À remarquer : les arbres ne sont pas prévus. Peut-être qu’un ouvrage les concernant a-t-il paru inutile après le magnifique Traité des Arbres de Duhamel du Monceau.

Dans ses Histoires, Bulliard ne reprend pas les descriptions mais développe les précautions à prendre : « Il faut que l’homme sache que parmi les productions végétales que la Nature a placées autour de lui, il y en a qu’il ne doit toucher, sentir, goûter, approcher même qu’avec la plus grande circonspection ». Ainsi pour l’Aconitum napellus : « Prenez garde de confondre sa racine avec celle du Panais ; on est très-exposé à prendre l’une pour l’autre. Prenez garde aussi de confondre les jeunes pousses avec celles du Celeri Apium gravoeolens L. qui est une plante culinaire ». La citation du poète latin Lucrèce, placée dans la page de titre illustre les préoccupations de l’auteur :

« Quippe videre licet pinguescere saepe cicuta
Barbigeras pecudes, homini grae est acre venenum »

Ce qui peut se traduire par : on peut facilement observer que, souvent, la cigüe engraisse les chèvres barbues ; pour l’homme elle est cependant un poison violent.

Acheter des livres coûtait cher à l’époque. et le duc de Croÿ trouvait exorbitant le prix de l’Histoire naturelle des Oiseaux avec les planches gravées par Martinet. Le procédé d’impression perfectionné par Bulliard permet d’éviter le coloriage à la main et de réduire très sensiblement les coûts. L’Histoire des Plantes vénéneuses et suspectes et les planches correspondantes de l’Herbier sont vendues en cahiers brochés en carton séparément : texte seul au prix de 6 livres, 85 figures coloriées au moyen de l’impression : 94 livres. Pour fixer les idées notons qu’un ouvrier confirmé touchait à Paris 1 livre pour une journée de travail.

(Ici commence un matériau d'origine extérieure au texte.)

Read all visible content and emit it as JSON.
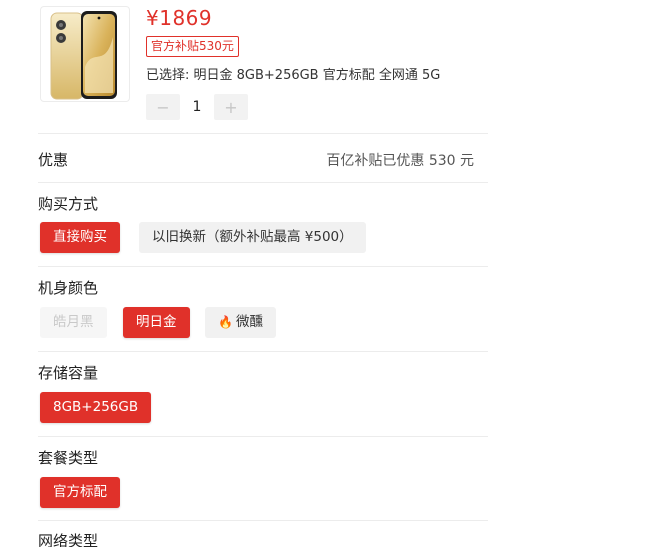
{
  "product": {
    "price": "¥1869",
    "subsidy_badge": "官方补贴530元",
    "selected_summary": "已选择: 明日金 8GB+256GB 官方标配 全网通 5G",
    "quantity": "1",
    "minus": "−",
    "plus": "+"
  },
  "promo": {
    "label": "优惠",
    "value": "百亿补贴已优惠 530 元"
  },
  "purchase_method": {
    "label": "购买方式",
    "options": [
      "直接购买",
      "以旧换新（额外补贴最高 ¥500）"
    ]
  },
  "color": {
    "label": "机身颜色",
    "options": [
      "皓月黑",
      "明日金",
      "微醺"
    ]
  },
  "storage": {
    "label": "存储容量",
    "options": [
      "8GB+256GB"
    ]
  },
  "package": {
    "label": "套餐类型",
    "options": [
      "官方标配"
    ]
  },
  "network": {
    "label": "网络类型"
  },
  "colors": {
    "accent": "#e0312a",
    "option_bg": "#f1f1f1",
    "divider": "#ececec"
  }
}
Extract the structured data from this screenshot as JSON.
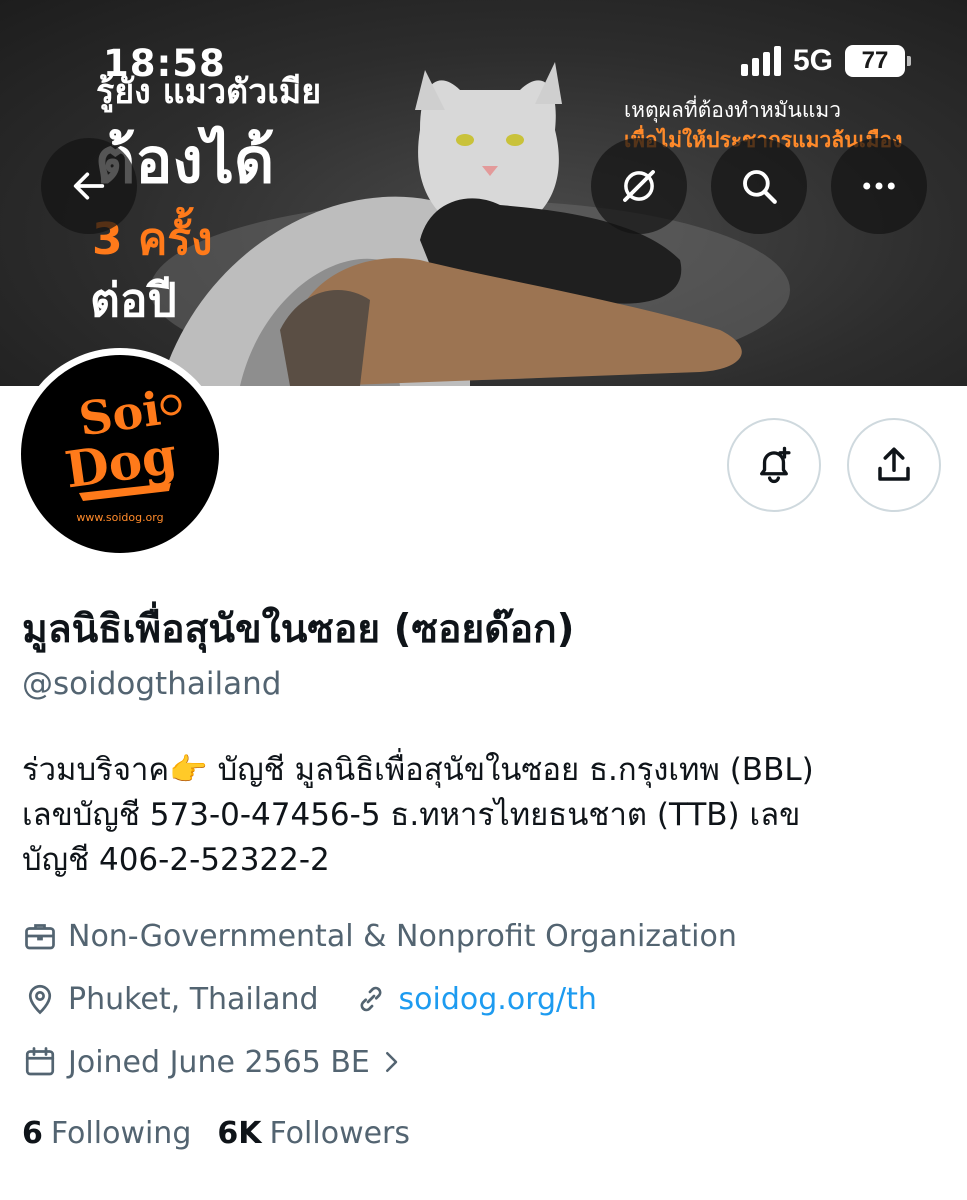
{
  "status_bar": {
    "time": "18:58",
    "network": "5G",
    "battery": "77"
  },
  "banner": {
    "left_text": [
      "รู้ยัง แมวตัวเมีย",
      "ต้องได้",
      "3 ครั้ง",
      "ต่อปี"
    ],
    "right_text": [
      "เหตุผลที่ต้องทำหมันแมว",
      "เพื่อไม่ให้ประชากรแมวล้นเมือง"
    ]
  },
  "top_actions": {
    "back_icon": "arrow-left-icon",
    "grok_icon": "grok-slash-icon",
    "search_icon": "search-icon",
    "more_icon": "more-horizontal-icon"
  },
  "avatar": {
    "logo_line1": "Soi",
    "logo_line2": "Dog",
    "url": "www.soidog.org"
  },
  "profile_actions": {
    "notify_icon": "bell-plus-icon",
    "share_icon": "share-upload-icon"
  },
  "profile": {
    "name": "มูลนิธิเพื่อสุนัขในซอย (ซอยด๊อก)",
    "handle": "@soidogthailand",
    "bio_lines": [
      "ร่วมบริจาค👉 บัญชี มูลนิธิเพื่อสุนัขในซอย ธ.กรุงเทพ (BBL)",
      "เลขบัญชี 573-0-47456-5 ธ.ทหารไทยธนชาต (TTB) เลข",
      "บัญชี 406-2-52322-2"
    ],
    "category": "Non-Governmental & Nonprofit Organization",
    "location": "Phuket, Thailand",
    "website": "soidog.org/th",
    "joined": "Joined June 2565 BE",
    "following_count": "6",
    "following_label": "Following",
    "followers_count": "6K",
    "followers_label": "Followers"
  },
  "colors": {
    "accent_link": "#1d9bf0",
    "secondary_text": "#536471",
    "brand_orange": "#ff7a1a"
  }
}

Le Dictionnaire élémentaire de Botanique ou Exposition par ordre alphabétique, des préceptes de la botanique, et de tous les termes, tant françois que latins, consacrés à l’étude de cette science, publié en 1783, est conçu comme le complément des planches et du texte de l’Herbier. Bulliard insère dans le frontispice la sentence : « Le fil d’Ariane des botanistes est la systématique ; sans elle la chose végétale n’est qu’un chaos ». Il nous donne ces précisions : « Les figures dont cet ouvrage est enrichi, ont été dessinées par M. Bulliard, et gravées et imprimées à l’imitation du pinceau, sous ses yeux et à ses frais, dans le même esprit que les plantes qui composent l’Herbier de France, à l’introduction duquel cet Ouvrage est principalement destiné». Dans l’article Méthodes, il explique quels sont les principaux systèmes de classification qui sont encore utilisés en cette fin de siècle et comment se tirer des pièges de la nomenclature pour nommer correctement une plante. Bulliard a qualifié son Dictionnaire d’élémentaire car, encore une fois, son objectif était essentiellement pédagogique. Il veut être utile et place cette sentence dans le frontispice de son Herbier : « Il prévoit et nous indiquera généreusement les plantes utiles ». S’il a lu Rousseau, Bulliard se montre également un continuateur de Duhamel du Monceau. Il a exprimé plusieurs fois son souci d’instruire par la multiplicité des exemples et surtout par le nombre des figures qu’il s’est efforcé de rendre les plus exactes que possible. Dans la quatrième édition des Démonstrations élémentaires de Botanique de l’abbé Rozier, Claret de La Tourrette et Gilibert (1796) un Catalogue alphabétique des principaux livres de botanique donne cette appréciation : « Bulliard : Flore de Paris, 6 vol. in-8 avec figures enluminées, au moins 600 figures bonnes ; Herbier de France, 106 cahiers in-folio, Paris 1790, avec figures enluminées (c’est une des plus belles collections connues et des mieux exécutées) ».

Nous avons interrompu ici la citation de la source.